Welcher Einfluss hatte das „Smart Beta“ Modell auf das Wachstum der ETF-Industrie?

Nizam Hamid: Die ETF-Branche hat von der Verlagerung auf Smart-Beta-Produkte profitiert, denn rein auf Marktkapitalisierung ausgerichtete Anlagen sind bereits sehr gut etabliert und bieten wenig Raum für Innovationen und Produktdifferenzierung. Die Anleger sind stets auf der Suche nach effizienteren, an das jeweilige Marktumfeld angepassten Lösungen. Alternativ gewichtete, als ETFs angebotene Strategien bieten für Investoren die breiteste Palette an neuartigen Lösungen.

Das Angebot von Smart Beta Produkten ist sehr vielfältig. Welche Strategie konnte Ihrer Meinung nach bisher am meisten überzeugen?

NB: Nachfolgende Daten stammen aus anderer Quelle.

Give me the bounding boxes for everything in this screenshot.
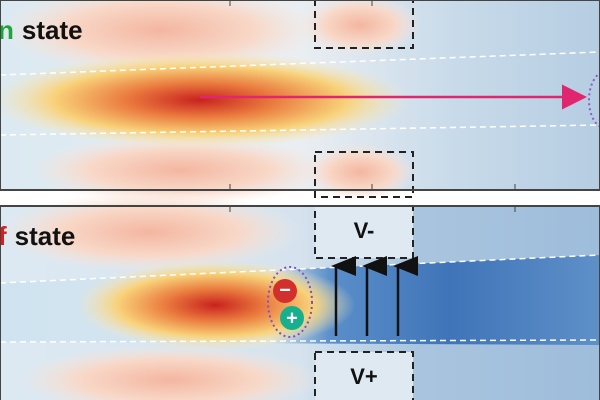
charge-label: − bbox=[279, 279, 291, 301]
heat bbox=[20, 345, 320, 400]
heat bbox=[0, 192, 300, 272]
gate-box bbox=[314, 351, 414, 400]
state-letter: f bbox=[0, 221, 7, 251]
panel-off: V- V+ − + f state bbox=[0, 192, 600, 400]
exciton bbox=[588, 72, 600, 128]
exciton bbox=[267, 266, 313, 338]
heat bbox=[30, 135, 330, 205]
state-word: state bbox=[22, 15, 83, 45]
state-label: n state bbox=[0, 15, 83, 45]
heat bbox=[305, 144, 415, 200]
heat bbox=[300, 0, 420, 55]
state-label: f state bbox=[0, 221, 75, 251]
state-word: state bbox=[15, 221, 76, 251]
channel-edge bbox=[0, 339, 600, 343]
state-letter: n bbox=[0, 15, 14, 45]
channel-edge bbox=[0, 124, 600, 136]
gate-label: V- bbox=[354, 218, 375, 243]
channel-edge bbox=[0, 254, 600, 284]
panel-frame bbox=[0, 0, 600, 191]
heat-blob bbox=[0, 52, 410, 148]
channel-edge bbox=[0, 51, 600, 76]
charge-label: + bbox=[286, 307, 298, 329]
gate-box bbox=[314, 151, 414, 198]
electron bbox=[273, 279, 297, 303]
panel-on: n state bbox=[0, 0, 600, 205]
hole bbox=[280, 306, 304, 330]
panel-frame bbox=[0, 205, 600, 400]
gate-label: V+ bbox=[350, 364, 378, 389]
gate-box bbox=[314, 0, 414, 49]
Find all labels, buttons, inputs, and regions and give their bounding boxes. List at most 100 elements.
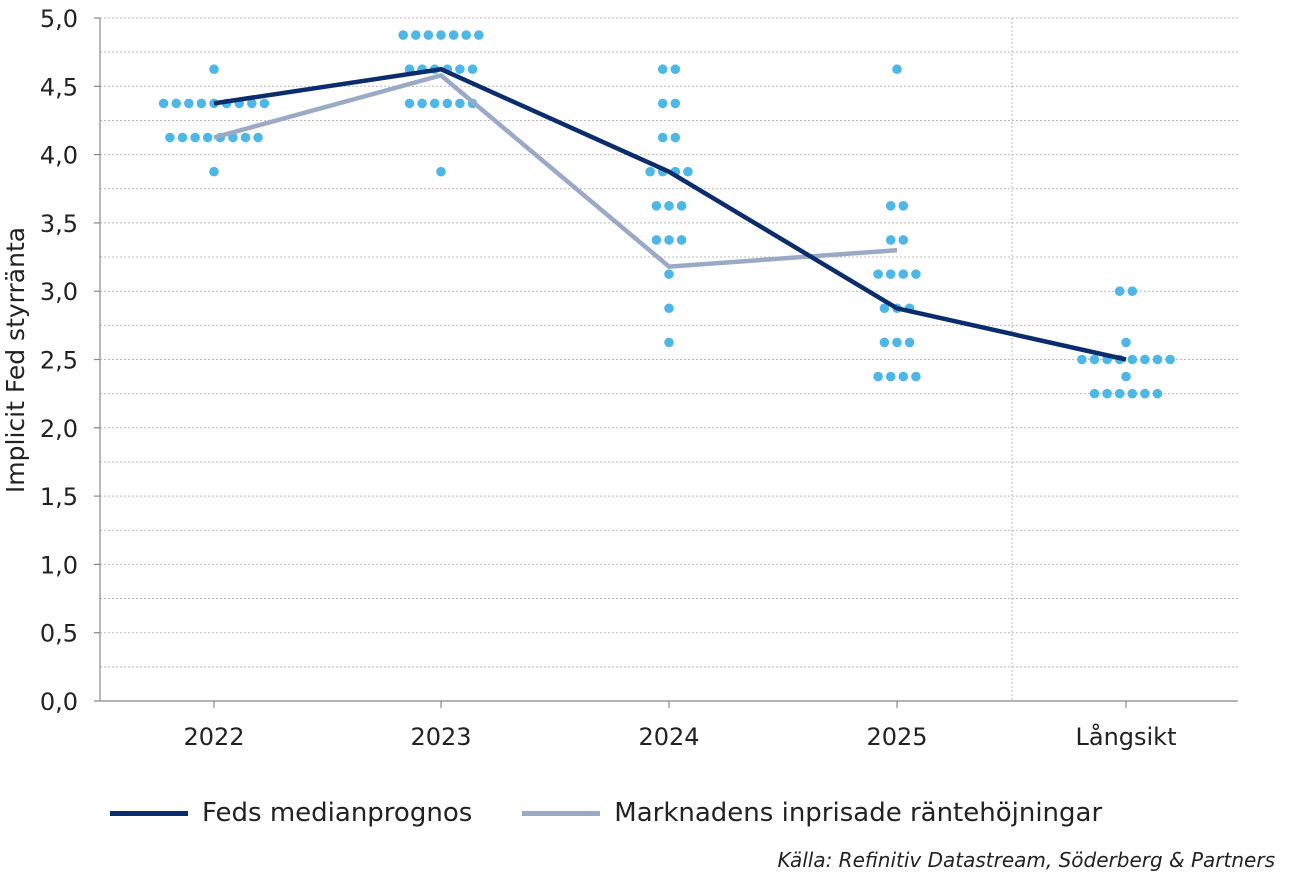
axes xyxy=(94,17,1238,708)
y-tick-label: 1,0 xyxy=(40,551,78,579)
participant-dot xyxy=(911,269,921,279)
y-tick-label: 2,5 xyxy=(40,347,78,375)
legend-swatch-market xyxy=(522,810,601,816)
participant-dot xyxy=(664,303,674,314)
participant-dot xyxy=(892,337,902,348)
y-axis-title: Implicit Fed styrränta xyxy=(1,227,30,493)
y-tick-label: 0,5 xyxy=(40,620,78,648)
participant-dot xyxy=(676,201,687,211)
participant-dot xyxy=(892,64,902,75)
participant-dot xyxy=(898,235,909,245)
participant-dot xyxy=(1089,388,1100,399)
legend-label-market: Marknadens inprisade räntehöjningar xyxy=(614,798,1103,828)
y-tick-label: 3,5 xyxy=(40,210,78,238)
participant-dot xyxy=(455,98,465,109)
participant-dot xyxy=(651,235,662,245)
participant-dot xyxy=(670,64,681,75)
participant-dot xyxy=(1127,286,1138,297)
participant-dot xyxy=(411,30,421,40)
participant-dot xyxy=(448,30,459,40)
participant-dot xyxy=(240,132,251,143)
y-tick-label: 2,0 xyxy=(40,415,78,443)
participant-dot xyxy=(404,98,415,109)
participant-dots xyxy=(158,30,1175,399)
participant-dot xyxy=(1102,388,1112,399)
participant-dot xyxy=(898,269,909,279)
participant-dot xyxy=(885,235,896,245)
participant-dot xyxy=(1121,371,1131,382)
participant-dot xyxy=(1140,354,1150,365)
legend-swatch-median xyxy=(110,810,188,816)
participant-dot xyxy=(1121,337,1131,348)
participant-dot xyxy=(202,132,213,143)
tick-labels: 0,0 0,5 1,0 1,5 2,0 2,5 3,0 3,5 4,0 4,5 5,0 2022 202… xyxy=(40,5,1177,751)
participant-dot xyxy=(247,98,257,109)
participant-dot xyxy=(664,235,674,245)
participant-dot xyxy=(253,132,263,143)
participant-dot xyxy=(898,201,909,211)
participant-dot xyxy=(873,269,883,279)
series-lines xyxy=(213,66,1127,362)
participant-dot xyxy=(911,371,921,382)
participant-dot xyxy=(1114,388,1125,399)
participant-dot xyxy=(455,64,465,75)
participant-dot xyxy=(474,30,484,40)
series-line-median xyxy=(213,66,1127,362)
participant-dot xyxy=(1127,354,1138,365)
participant-dot xyxy=(657,98,668,109)
participant-dot xyxy=(1140,388,1150,399)
participant-dot xyxy=(177,132,188,143)
participant-dot xyxy=(467,64,478,75)
x-tick-label: 2022 xyxy=(183,723,244,751)
participant-dot xyxy=(1127,388,1138,399)
x-tick-label: 2024 xyxy=(638,723,699,751)
participant-dot xyxy=(423,30,434,40)
series-line-market xyxy=(213,73,898,269)
participant-dot xyxy=(190,132,200,143)
participant-dot xyxy=(165,132,175,143)
participant-dot xyxy=(158,98,169,109)
participant-dot xyxy=(436,30,446,40)
participant-dot xyxy=(670,132,681,143)
participant-dot xyxy=(184,98,194,109)
participant-dot xyxy=(873,371,883,382)
participant-dot xyxy=(442,98,453,109)
legend-item-market: Marknadens inprisade räntehöjningar xyxy=(522,798,1102,828)
participant-dot xyxy=(879,303,890,314)
legend-label-median: Feds medianprognos xyxy=(202,798,473,828)
y-tick-label: 5,0 xyxy=(40,5,78,33)
participant-dot xyxy=(898,371,909,382)
legend: Feds medianprognos Marknadens inprisade … xyxy=(110,798,1152,828)
legend-item-median: Feds medianprognos xyxy=(110,798,472,828)
participant-dot xyxy=(1089,354,1100,365)
participant-dot xyxy=(885,269,896,279)
participant-dot xyxy=(879,337,890,348)
participant-dot xyxy=(670,98,681,109)
participant-dot xyxy=(1165,354,1175,365)
participant-dot xyxy=(1152,354,1163,365)
participant-dot xyxy=(436,166,446,177)
participant-dot xyxy=(651,201,662,211)
participant-dot xyxy=(461,30,472,40)
participant-dot xyxy=(664,269,674,279)
y-tick-label: 1,5 xyxy=(40,483,78,511)
participant-dot xyxy=(664,201,674,211)
participant-dot xyxy=(657,64,668,75)
participant-dot xyxy=(885,371,896,382)
participant-dot xyxy=(171,98,181,109)
participant-dot xyxy=(904,337,915,348)
gridlines xyxy=(100,17,1238,701)
participant-dot xyxy=(259,98,270,109)
source-note: Källa: Refinitiv Datastream, Söderberg &… xyxy=(777,848,1275,872)
x-tick-label: Långsikt xyxy=(1075,722,1176,751)
participant-dot xyxy=(1114,286,1125,297)
y-tick-label: 4,5 xyxy=(40,73,78,101)
y-tick-label: 4,0 xyxy=(40,142,78,170)
participant-dot xyxy=(398,30,409,40)
participant-dot xyxy=(196,98,207,109)
participant-dot xyxy=(885,201,896,211)
x-tick-label: 2023 xyxy=(410,723,471,751)
x-tick-label: 2025 xyxy=(866,723,927,751)
y-tick-label: 3,0 xyxy=(40,278,78,306)
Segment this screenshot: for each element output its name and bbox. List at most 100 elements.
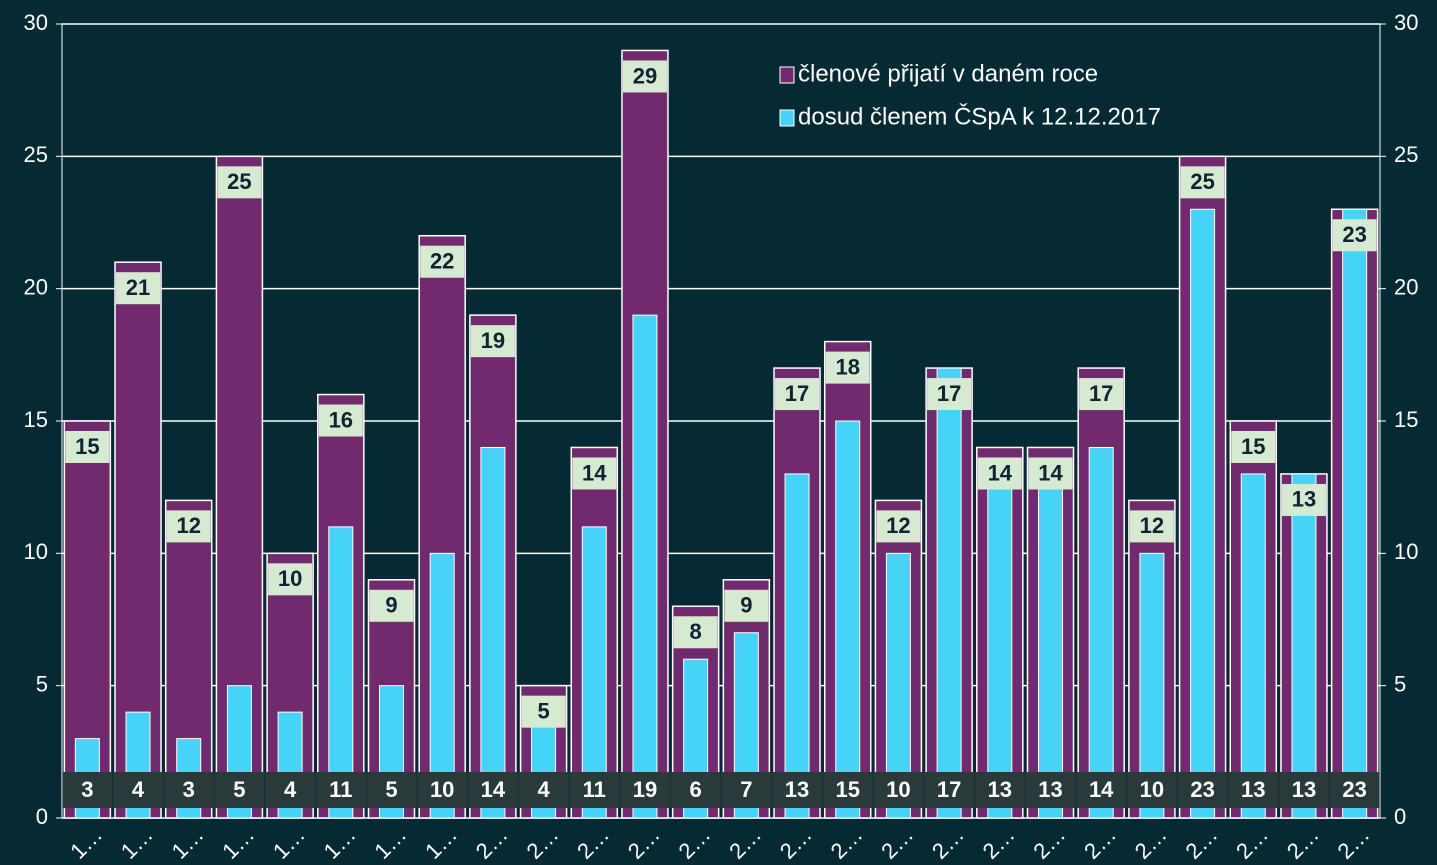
value-label: 16 — [329, 407, 353, 432]
x-tick-label: 1… — [217, 822, 259, 864]
value-label-box — [417, 772, 468, 808]
x-tick-label: 2… — [1130, 822, 1172, 864]
value-label-box — [268, 563, 313, 596]
value-label-box — [670, 772, 721, 808]
x-tick-label: 1… — [65, 822, 107, 864]
value-label-box — [62, 772, 113, 808]
value-label: 7 — [740, 777, 752, 802]
value-label-box — [521, 695, 566, 728]
x-tick-label: 1… — [167, 822, 209, 864]
value-label-box — [974, 772, 1025, 808]
value-label-box — [116, 272, 161, 305]
bar — [1342, 208, 1368, 819]
value-label: 10 — [886, 777, 910, 802]
y2-tick-label: 25 — [1394, 142, 1418, 167]
bar — [936, 367, 962, 819]
value-label-box — [467, 772, 518, 808]
value-label: 22 — [430, 249, 454, 274]
x-tick-label: 1… — [369, 822, 411, 864]
x-tick-label: 2… — [1028, 822, 1070, 864]
bar — [1088, 446, 1114, 819]
value-label: 10 — [278, 566, 302, 591]
value-label-box — [1079, 378, 1124, 411]
x-tick-label: 2… — [1180, 822, 1222, 864]
value-label: 5 — [537, 698, 549, 723]
y2-tick-label: 30 — [1394, 10, 1418, 35]
value-label-box — [65, 431, 110, 463]
value-label: 3 — [183, 777, 195, 802]
value-label-box — [673, 616, 718, 649]
y-tick-label: 30 — [24, 10, 48, 35]
y2-tick-label: 0 — [1394, 804, 1406, 829]
value-label-box — [876, 510, 921, 543]
value-label: 13 — [785, 777, 809, 802]
value-label-box — [1028, 457, 1073, 490]
value-label: 23 — [1190, 777, 1214, 802]
y2-tick-label: 15 — [1394, 407, 1418, 432]
x-tick-label: 2… — [623, 822, 665, 864]
value-label-box — [977, 457, 1022, 490]
value-label-box — [1329, 772, 1380, 808]
value-label-box — [619, 772, 670, 808]
value-label-box — [721, 772, 772, 808]
legend-swatch — [779, 109, 795, 127]
x-tick-label: 1… — [116, 822, 158, 864]
value-label: 3 — [81, 777, 93, 802]
value-label: 14 — [1089, 777, 1114, 802]
bar — [1240, 473, 1266, 819]
value-label: 25 — [227, 169, 251, 194]
x-tick-label: 2… — [775, 822, 817, 864]
value-label: 10 — [430, 777, 454, 802]
value-label-box — [1231, 431, 1276, 463]
value-label: 12 — [886, 513, 910, 538]
value-label: 10 — [1140, 777, 1164, 802]
value-label-box — [315, 772, 366, 808]
value-label-box — [1129, 510, 1174, 543]
value-label-box — [265, 772, 316, 808]
value-label-box — [214, 772, 265, 808]
value-label: 17 — [937, 381, 961, 406]
value-label-box — [1228, 772, 1279, 808]
y-tick-label: 20 — [24, 274, 48, 299]
value-label: 6 — [690, 777, 702, 802]
value-label: 14 — [988, 460, 1013, 485]
x-tick-label: 2… — [978, 822, 1020, 864]
y-tick-label: 25 — [24, 142, 48, 167]
value-label: 4 — [132, 777, 145, 802]
value-label: 23 — [1342, 222, 1366, 247]
value-label: 21 — [126, 275, 150, 300]
bar — [835, 420, 861, 819]
value-label-box — [318, 404, 363, 437]
value-label: 23 — [1342, 777, 1366, 802]
x-tick-label: 2… — [572, 822, 614, 864]
y-tick-label: 15 — [24, 407, 48, 432]
value-label-box — [569, 772, 620, 808]
value-label-box — [420, 245, 465, 278]
y-tick-label: 0 — [36, 804, 48, 829]
value-label: 17 — [1089, 381, 1113, 406]
value-label-box — [1025, 772, 1076, 808]
x-tick-label: 1… — [319, 822, 361, 864]
y2-tick-label: 5 — [1394, 671, 1406, 696]
value-label: 18 — [835, 354, 859, 379]
x-tick-label: 2… — [927, 822, 969, 864]
value-label: 19 — [481, 328, 505, 353]
value-label-box — [1332, 219, 1377, 252]
bar — [1038, 473, 1063, 819]
bar — [328, 526, 354, 819]
value-label-box — [366, 772, 417, 808]
value-label: 13 — [988, 777, 1012, 802]
x-tick-label: 2… — [1282, 822, 1324, 864]
value-label: 14 — [1038, 460, 1063, 485]
value-label: 19 — [633, 777, 657, 802]
value-label-box — [166, 510, 211, 543]
value-label: 15 — [1241, 434, 1265, 459]
bar — [784, 473, 810, 819]
bar — [1190, 208, 1216, 819]
value-label: 5 — [385, 777, 397, 802]
value-label: 15 — [835, 777, 859, 802]
value-label: 9 — [740, 593, 752, 618]
value-label: 13 — [1292, 777, 1316, 802]
value-label-box — [825, 351, 870, 384]
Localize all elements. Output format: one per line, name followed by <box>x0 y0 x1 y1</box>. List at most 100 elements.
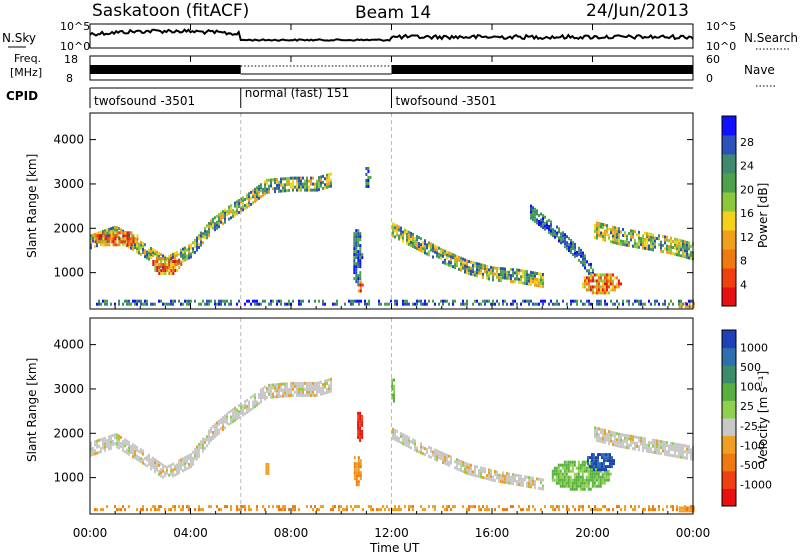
heatmap-cell <box>260 195 262 199</box>
heatmap-cell <box>267 471 270 475</box>
heatmap-cell <box>172 252 174 256</box>
heatmap-cell <box>561 484 564 488</box>
heatmap-cell <box>142 251 144 254</box>
heatmap-cell <box>530 273 532 277</box>
heatmap-cell <box>150 250 152 253</box>
heatmap-cell <box>572 253 574 256</box>
heatmap-cell <box>236 414 238 418</box>
heatmap-cell <box>330 386 332 390</box>
heatmap-cell <box>112 229 114 233</box>
heatmap-cell <box>690 253 692 257</box>
heatmap-cell <box>164 302 166 306</box>
heatmap-cell <box>206 236 208 240</box>
heatmap-cell <box>476 465 478 469</box>
heatmap-cell <box>365 173 368 176</box>
heatmap-cell <box>502 480 504 484</box>
heatmap-cell <box>680 509 683 513</box>
heatmap-cell <box>264 183 266 187</box>
heatmap-cell <box>296 185 298 189</box>
heatmap-cell <box>579 475 582 479</box>
heatmap-cell <box>104 448 106 452</box>
heatmap-cell <box>214 302 216 306</box>
heatmap-cell <box>238 211 240 214</box>
heatmap-cell <box>318 188 320 192</box>
heatmap-cell <box>583 466 586 470</box>
heatmap-cell <box>190 243 192 247</box>
heatmap-cell <box>180 461 182 465</box>
heatmap-cell <box>98 237 101 241</box>
heatmap-cell <box>682 450 684 453</box>
heatmap-cell <box>110 234 113 238</box>
heatmap-cell <box>292 176 294 180</box>
heatmap-cell <box>672 246 674 250</box>
heatmap-cell <box>118 437 120 441</box>
heatmap-cell <box>416 446 418 450</box>
heatmap-cell <box>310 188 312 192</box>
heatmap-cell <box>446 262 448 266</box>
heatmap-cell <box>108 435 110 439</box>
heatmap-cell <box>186 505 188 509</box>
heatmap-cell <box>368 299 370 303</box>
heatmap-cell <box>112 232 114 236</box>
heatmap-cell <box>624 231 626 235</box>
heatmap-cell <box>596 426 598 430</box>
nave-label: Nave <box>744 63 775 77</box>
heatmap-cell <box>360 299 362 303</box>
heatmap-cell <box>562 231 564 235</box>
heatmap-cell <box>402 433 404 437</box>
heatmap-cell <box>254 405 256 409</box>
heatmap-cell <box>184 255 186 259</box>
heatmap-cell <box>176 269 179 272</box>
heatmap-cell <box>434 250 436 254</box>
heatmap-cell <box>664 452 666 456</box>
heatmap-cell <box>367 179 370 182</box>
heatmap-cell <box>350 299 352 303</box>
heatmap-cell <box>256 508 258 512</box>
heatmap-cell <box>634 435 636 439</box>
noise-left-label: N.Sky <box>2 31 36 45</box>
heatmap-cell <box>616 432 618 436</box>
heatmap-cell <box>462 469 464 473</box>
heatmap-cell <box>134 243 136 247</box>
heatmap-cell <box>502 270 504 274</box>
heatmap-cell <box>118 243 121 247</box>
heatmap-cell <box>638 236 640 240</box>
heatmap-cell <box>559 484 562 488</box>
heatmap-cell <box>357 259 360 263</box>
heatmap-cell <box>266 181 268 185</box>
heatmap-cell <box>318 508 320 512</box>
heatmap-cell <box>430 455 432 459</box>
heatmap-cell <box>278 183 280 187</box>
heatmap-cell <box>560 232 562 236</box>
heatmap-cell <box>557 481 560 485</box>
heatmap-cell <box>126 231 129 235</box>
heatmap-cell <box>388 508 390 512</box>
heatmap-cell <box>593 462 595 466</box>
heatmap-cell <box>454 505 456 509</box>
heatmap-cell <box>146 464 148 468</box>
heatmap-cell <box>440 253 442 257</box>
heatmap-cell <box>98 302 100 306</box>
heatmap-cell <box>506 273 508 277</box>
heatmap-cell <box>450 252 452 256</box>
heatmap-cell <box>488 471 490 475</box>
heatmap-cell <box>666 450 668 454</box>
heatmap-cell <box>660 440 662 444</box>
heatmap-cell <box>532 271 534 275</box>
heatmap-cell <box>456 458 458 462</box>
heatmap-cell <box>628 299 630 303</box>
heatmap-cell <box>410 243 412 247</box>
heatmap-cell <box>658 505 660 509</box>
heatmap-cell <box>90 444 92 448</box>
heatmap-cell <box>164 260 167 263</box>
heatmap-cell <box>432 453 434 457</box>
heatmap-cell <box>614 443 616 447</box>
heatmap-cell <box>612 237 614 241</box>
heatmap-cell <box>138 242 140 246</box>
heatmap-cell <box>104 243 107 247</box>
heatmap-cell <box>196 236 198 240</box>
heatmap-cell <box>466 471 468 475</box>
heatmap-cell <box>486 477 488 481</box>
heatmap-cell <box>512 302 514 306</box>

Im Aktienuniversum hat vor allem die seit Jahresbeginn deutlich erhöhte Volatilität dazu geführt, dass sich der Schwerpunkt auf defensivere Anlagen verlagert. Besonders deutlich wurde dies beispielsweise auf dem US-Aktienmarkt: Hier schnitt der US Equity Income ETF von WisdomTree im bisherigen Jahresverlauf um 8 % besser ab als der S&P 500. Dass US-Aktien mehr als 50 % der Benchmark des MSCI World ausmachen und Kunden in diesem Bereich häufig in erheblicher Grössenordnung investieren, ist ein wichtiger Beleg für die Tragfähigkeit defensiver, alternativ gewichteter Anlagestrategien.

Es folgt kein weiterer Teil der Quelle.